On the other hand, ChatIQ provides more flexibility in its use cases. It allows you to use ChatGPT directly within Slack, similar to the ChatGPT app, but with the added advantage of being able to share the generated responses with others. ChatIQ serves as a versatile Slack bot that can be utilized for a wide range of tasks, making it a valuable tool for team collaboration and knowledge sharing.
It is important to be aware that when using ChatIQ, the conversation is sent to OpenAI for processing. OpenAI's Terms of use explicitly state that the content provided via their API will not be used to develop or improve their services. You can refer to OpenAI's TOS for more details on their data usage policy.

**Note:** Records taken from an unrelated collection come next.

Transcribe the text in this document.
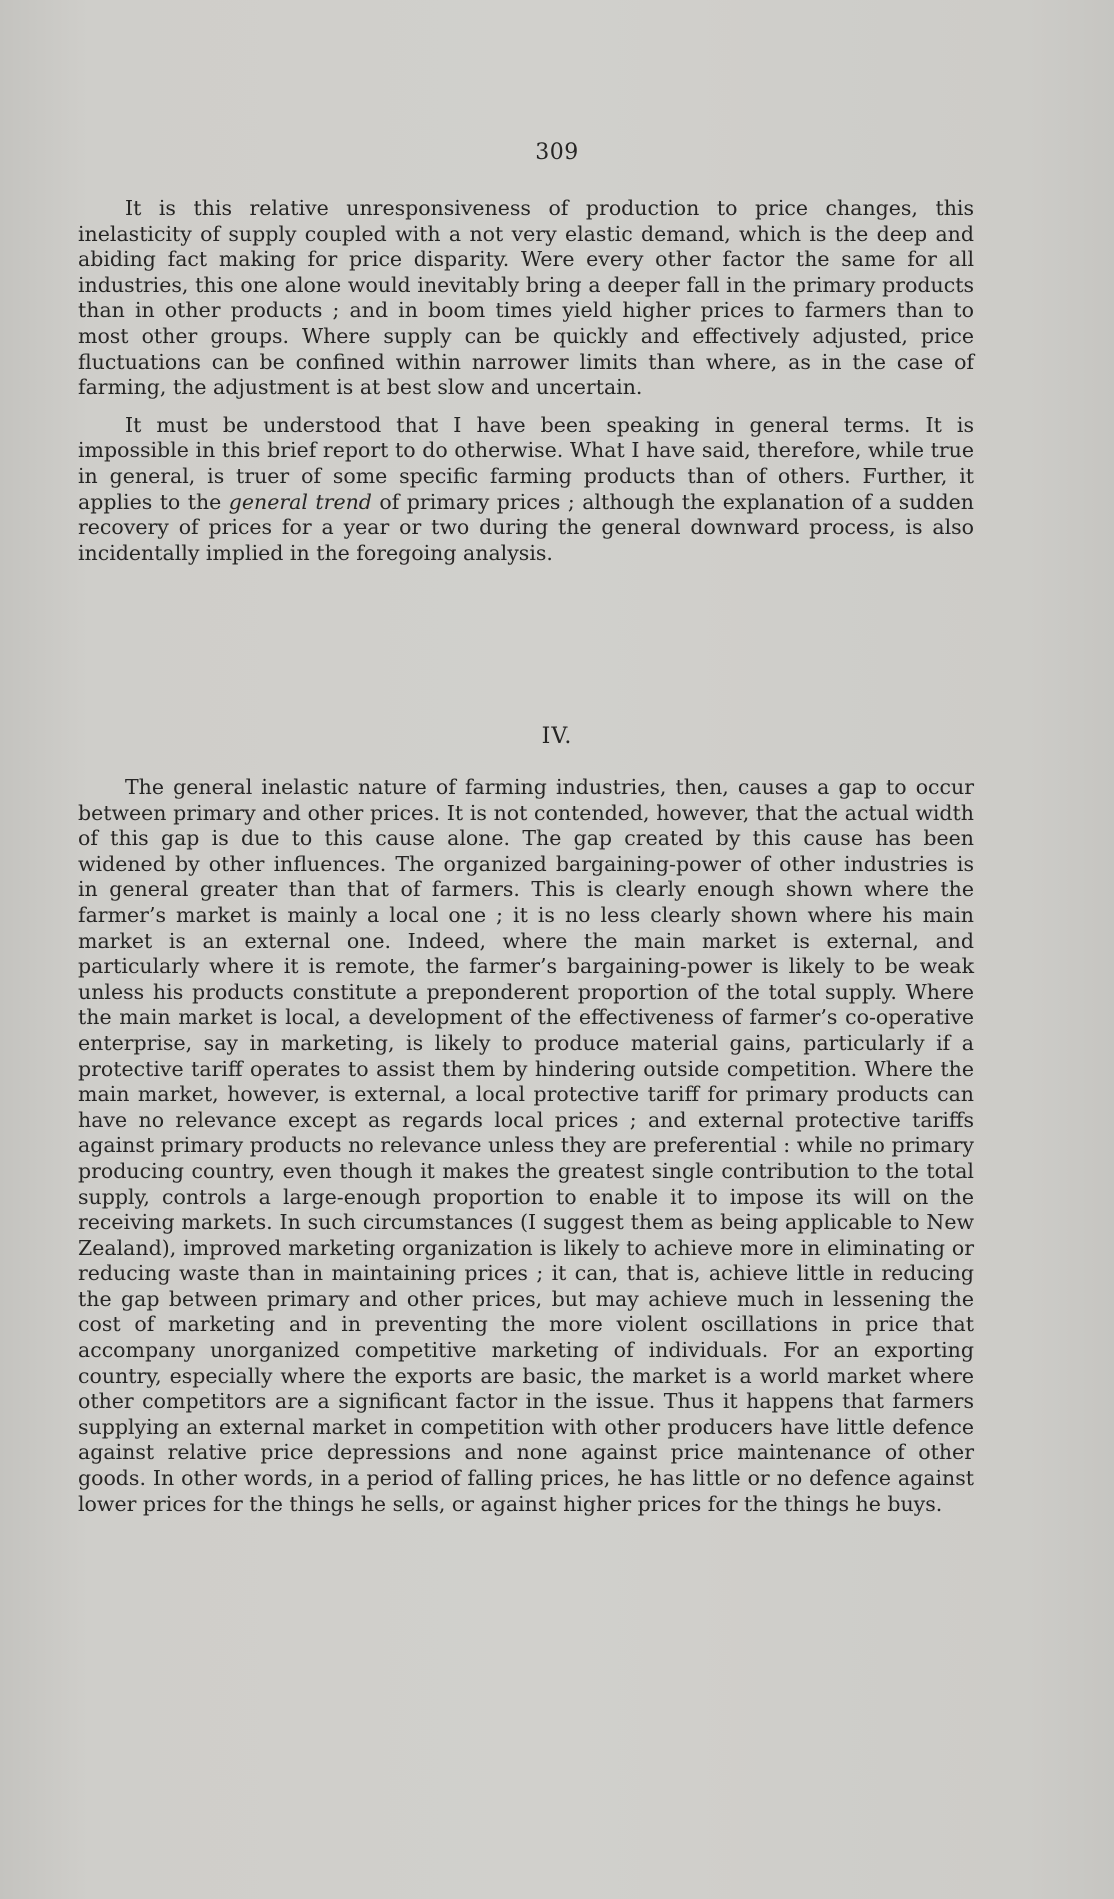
309

It is this relative unresponsiveness of production to price changes, this inelasticity of supply coupled with a not very elastic demand, which is the deep and abiding fact making for price disparity. Were every other factor the same for all industries, this one alone would inevitably bring a deeper fall in the primary products than in other products ; and in boom times yield higher prices to farmers than to most other groups. Where supply can be quickly and effectively adjusted, price fluctuations can be confined within narrower limits than where, as in the case of farming, the adjustment is at best slow and uncertain.

It must be understood that I have been speaking in general terms. It is impossible in this brief report to do otherwise. What I have said, therefore, while true in general, is truer of some specific farming products than of others. Further, it applies to the general trend of primary prices ; although the explanation of a sudden recovery of prices for a year or two during the general downward process, is also incidentally implied in the foregoing analysis.

IV.

The general inelastic nature of farming industries, then, causes a gap to occur between primary and other prices. It is not contended, however, that the actual width of this gap is due to this cause alone. The gap created by this cause has been widened by other influences. The organized bargaining-power of other industries is in general greater than that of farmers. This is clearly enough shown where the farmer’s market is mainly a local one ; it is no less clearly shown where his main market is an external one. Indeed, where the main market is external, and particularly where it is remote, the farmer’s bargaining-power is likely to be weak unless his products constitute a preponderent proportion of the total supply. Where the main market is local, a development of the effectiveness of farmer’s co-operative enterprise, say in marketing, is likely to produce material gains, particularly if a protective tariff operates to assist them by hindering outside competition. Where the main market, however, is external, a local protective tariff for primary products can have no relevance except as regards local prices ; and external protective tariffs against primary products no relevance unless they are preferential : while no primary producing country, even though it makes the greatest single contribution to the total supply, controls a large-enough proportion to enable it to impose its will on the receiving markets. In such circumstances (I suggest them as being applicable to New Zealand), improved marketing organization is likely to achieve more in eliminating or reducing waste than in maintaining prices ; it can, that is, achieve little in reducing the gap between primary and other prices, but may achieve much in lessening the cost of marketing and in preventing the more violent oscillations in price that accompany unorganized competitive marketing of individuals. For an exporting country, especially where the exports are basic, the market is a world market where other competitors are a significant factor in the issue. Thus it happens that farmers supplying an external market in competition with other producers have little defence against relative price depressions and none against price maintenance of other goods. In other words, in a period of falling prices, he has little or no defence against lower prices for the things he sells, or against higher prices for the things he buys.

Furthermore, ChatIQ stores past conversations and uploaded files in Vectorstore. The decision to make ChatIQ an open-source tool was made to ensure that users have control over their data and do not need to store sensitive information externally. However, it is still advised to exercise caution when inviting the bot to highly sensitive channels, as conversations in those channels will be stored. It is recommended to avoid sharing confidential or sensitive information in channels where the bot is invited.
If you're encountering issues with the chatbot, you can modify the log level by setting the corresponding environment variables.
To modify the log level, you can pass the LOG_LEVEL
environment variable when running the services with Docker Compose:
LOG_LEVEL=debug docker-compose up
This will override the default log level and set it to debug
. You can replace debug
with any desired log level.
If you want to trace the LangChain runs by the chatbot, you can use LangChain server, which is already configured with Docker Compose. After running docker compose up
, you can access http://localhost:4173/
to see the traced chains.
This project is licensed under the GPLv3 License. See LICENSE for details.